While average consumers might be more than happy transacting in dollars and holding investments in gold, Apple co-founder Steve Wozniak, a mathematician by training, believes bitcoin is superior to both as a medium and store of value for one crucial reason: Its mathematically determined supply of 21 million coins makes it impossible to dilute the existing supply, making it more secure.
Wozniak shared his views on bitcoin and blockchain technology during an interview with CNBC tech correspondent Deirdre Bosa at the Money 20/20 conference in Las Vegas on Sunday. Fittingly, the theme of the conference is the future of payments, transactions and, of course, currencies.
As Bitcoin Magazine reported, Wozniak feels a currency is more “stable” when it cannot be diluted.
“There is a certain finite amount of bitcoin that can ever exist. Gold gets mined and mined and mined. Maybe there’s a finite amount of gold in the world, but Bitcoin is even more mathematical and regulated and nobody can change mathematics.”

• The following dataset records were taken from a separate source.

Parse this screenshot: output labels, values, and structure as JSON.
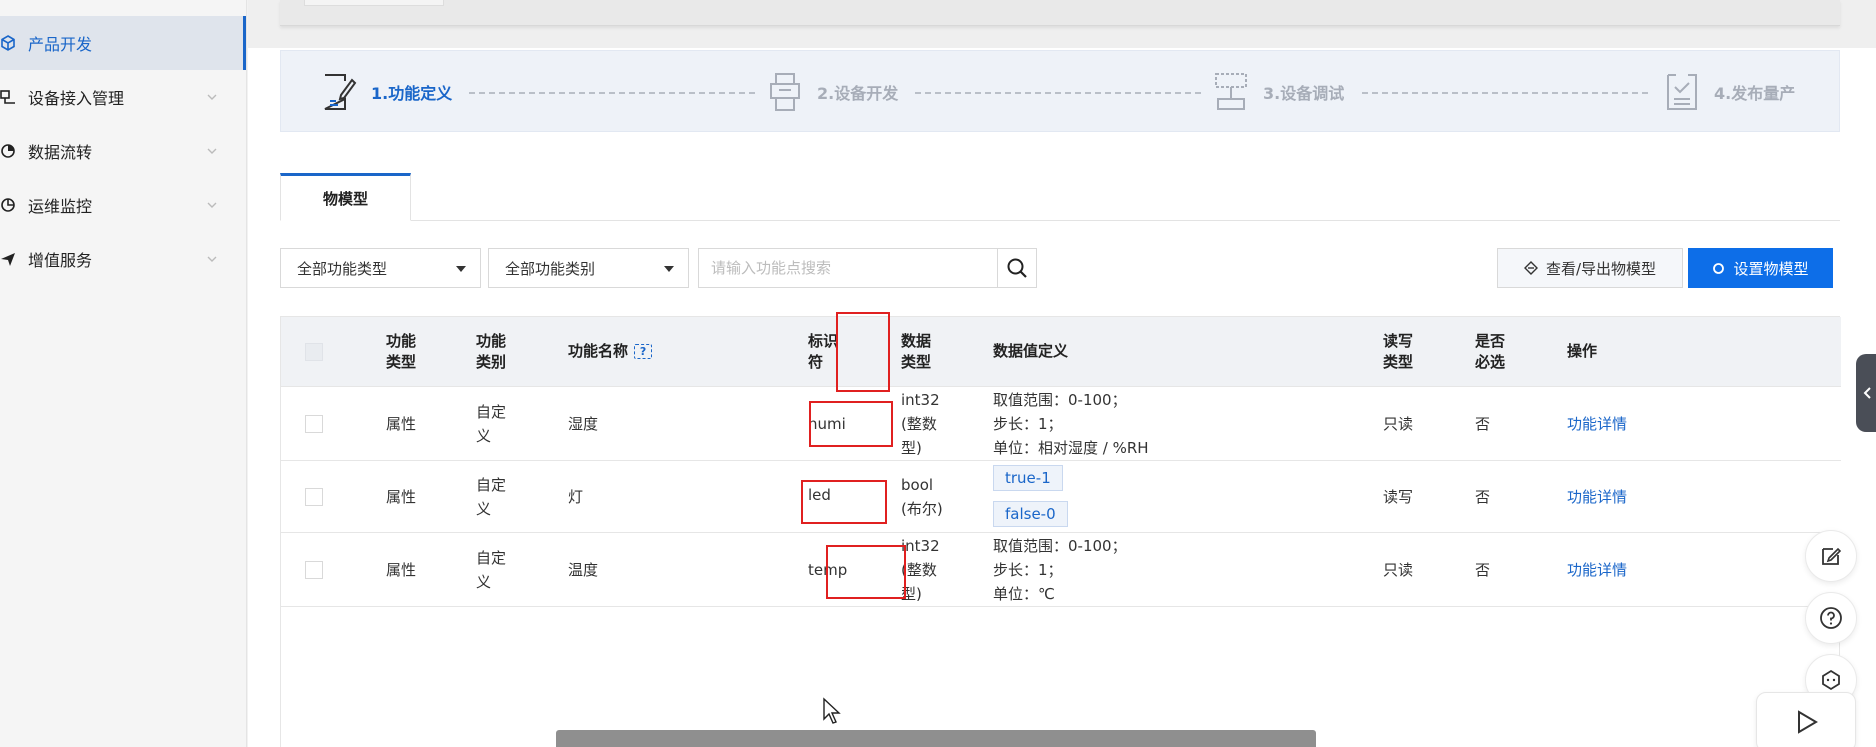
{
  "sidebar": {
    "items": [
      {
        "label": "产品开发",
        "icon": "cube-icon",
        "active": true
      },
      {
        "label": "设备接入管理",
        "icon": "device-icon"
      },
      {
        "label": "数据流转",
        "icon": "flow-icon"
      },
      {
        "label": "运维监控",
        "icon": "chart-icon"
      },
      {
        "label": "增值服务",
        "icon": "send-icon"
      }
    ]
  },
  "steps": [
    {
      "label": "1.功能定义",
      "icon": "edit-doc-icon",
      "active": true
    },
    {
      "label": "2.设备开发",
      "icon": "printer-icon"
    },
    {
      "label": "3.设备调试",
      "icon": "debug-icon"
    },
    {
      "label": "4.发布量产",
      "icon": "publish-icon"
    }
  ],
  "tabs": [
    {
      "label": "物模型"
    }
  ],
  "filters": {
    "type_select": "全部功能类型",
    "category_select": "全部功能类别",
    "search_placeholder": "请输入功能点搜索",
    "view_export_label": "查看/导出物模型",
    "set_model_label": "设置物模型"
  },
  "table": {
    "headers": {
      "func_type": "功能\n类型",
      "func_category": "功能\n类别",
      "func_name": "功能名称",
      "identifier": "标识\n符",
      "data_type": "数据\n类型",
      "data_def": "数据值定义",
      "rw_type": "读写\n类型",
      "required": "是否\n必选",
      "action": "操作"
    },
    "rows": [
      {
        "type": "属性",
        "category": "自定\n义",
        "name": "湿度",
        "identifier": "humi",
        "data_type": "int32\n(整数\n型)",
        "def_lines": [
          "取值范围：0-100；",
          "步长：1；",
          "单位：相对湿度 / %RH"
        ],
        "rw": "只读",
        "required": "否",
        "action": "功能详情"
      },
      {
        "type": "属性",
        "category": "自定\n义",
        "name": "灯",
        "identifier": "led",
        "data_type": "bool\n(布尔)",
        "tags": [
          "true-1",
          "false-0"
        ],
        "rw": "读写",
        "required": "否",
        "action": "功能详情"
      },
      {
        "type": "属性",
        "category": "自定\n义",
        "name": "温度",
        "identifier": "temp",
        "data_type": "int32\n(整数\n型)",
        "def_lines": [
          "取值范围：0-100；",
          "步长：1；",
          "单位：℃"
        ],
        "rw": "只读",
        "required": "否",
        "action": "功能详情"
      }
    ]
  },
  "colors": {
    "primary": "#0d6ee8",
    "link": "#1a66c9",
    "highlight": "#e02020"
  }
}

In this sense, Wozniak described the US dollar as “kind of phony,” while describing Bitcoin as more “genuine and real.”
Woz added that supplies of gold can be diluted as humans discover more efficient ways of digging it out of Earth.

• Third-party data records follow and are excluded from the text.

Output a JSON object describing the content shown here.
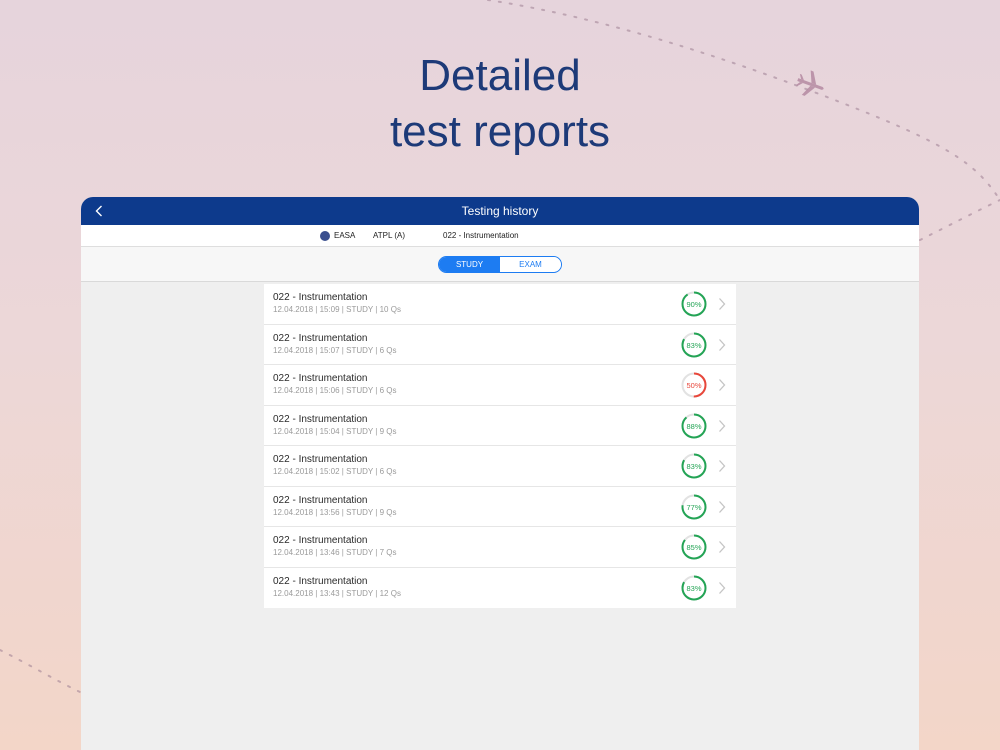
{
  "headline": {
    "line1": "Detailed",
    "line2": "test reports"
  },
  "navbar": {
    "title": "Testing history"
  },
  "infobar": {
    "authority": "EASA",
    "license": "ATPL (A)",
    "subject": "022 - Instrumentation"
  },
  "tabs": {
    "study": "STUDY",
    "exam": "EXAM",
    "active": "study"
  },
  "colors": {
    "pass": "#23a455",
    "fail": "#e8473b",
    "nav": "#0d3a8c",
    "accent": "#1d7cf2"
  },
  "history": [
    {
      "title": "022 - Instrumentation",
      "subtitle": "12.04.2018 | 15:09 | STUDY | 10 Qs",
      "score": 90,
      "score_label": "90%",
      "status": "pass"
    },
    {
      "title": "022 - Instrumentation",
      "subtitle": "12.04.2018 | 15:07 | STUDY | 6 Qs",
      "score": 83,
      "score_label": "83%",
      "status": "pass"
    },
    {
      "title": "022 - Instrumentation",
      "subtitle": "12.04.2018 | 15:06 | STUDY | 6 Qs",
      "score": 50,
      "score_label": "50%",
      "status": "fail"
    },
    {
      "title": "022 - Instrumentation",
      "subtitle": "12.04.2018 | 15:04 | STUDY | 9 Qs",
      "score": 88,
      "score_label": "88%",
      "status": "pass"
    },
    {
      "title": "022 - Instrumentation",
      "subtitle": "12.04.2018 | 15:02 | STUDY | 6 Qs",
      "score": 83,
      "score_label": "83%",
      "status": "pass"
    },
    {
      "title": "022 - Instrumentation",
      "subtitle": "12.04.2018 | 13:56 | STUDY | 9 Qs",
      "score": 77,
      "score_label": "77%",
      "status": "pass"
    },
    {
      "title": "022 - Instrumentation",
      "subtitle": "12.04.2018 | 13:46 | STUDY | 7 Qs",
      "score": 85,
      "score_label": "85%",
      "status": "pass"
    },
    {
      "title": "022 - Instrumentation",
      "subtitle": "12.04.2018 | 13:43 | STUDY | 12 Qs",
      "score": 83,
      "score_label": "83%",
      "status": "pass"
    }
  ]
}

“Gold gets mined and mined and mined,” Wozniak said.
“Maybe there’s a finite amount of gold in the world, but Bitcoin is even more mathematical and regulated and nobody can change mathematics.”
Wozniak went on to compare bitcoin with owning a house: “Your house his value. And if it is a house today, 40 years from now, it still is a house in value even if the price goes up and the government draws more taxes out of it."
Even before it entered mainstream consciousness, Wozniak said he “admired” bitcoin almost from the beginning. However, in the early days, setting up a special bank account to buy bitcoin was too much of a hassle. The process, he said was “so awkward, it kept me from getting early bitcoin.” When he finally did manage to buy it, the price almost immediately halved.
“I looked at it as a form of currency,” he said, adding that initially he did not understand the underlying blockchain technology but now he does.
But, Wozniak says the price was always a secondary concern. “I am not financial,” he told the crowd, adding he never followed the price of bitcoin, nor the price of Apple stock but said he was drawn to bitcoin because it was based on mathematics.
“My wife and I, we judge a hotel room more by the number on the door than what is inside the room. We are both mathematicians,” he said.
Beyond simply facilitating transactions, Wozniak believes blockchain technology has the potential to transform industries as diverse as financial services and mining.
“Right now, there is conflict with minerals in the world, and you don’t want to buy conflict minerals. Well, how do you avoid it?” He continued by explaining how companies will usually buy gold from different countries and smelt it together, so there is no way of knowing where it all comes from. With blockchain-based solutions, however, tracking where that gold comes from is now possible.
“They are applying the technology where all the payment can only go to the good, legitimate sources that don’t have conflict minerals,” he added.
With all the potential use cases popping up, it will take years for people to determine what works and what doesn’t. This is why, Wozniak says, the introduction of Ethereum is like when personal computers first hit the market and suddenly people were writing “tens of thousands of programs” nobody had ever thought of before. The dawn of smart contracts will help the technology realize its potential.
“There is a lot more to this cryptocurrency than just the Bitcoin,” he said.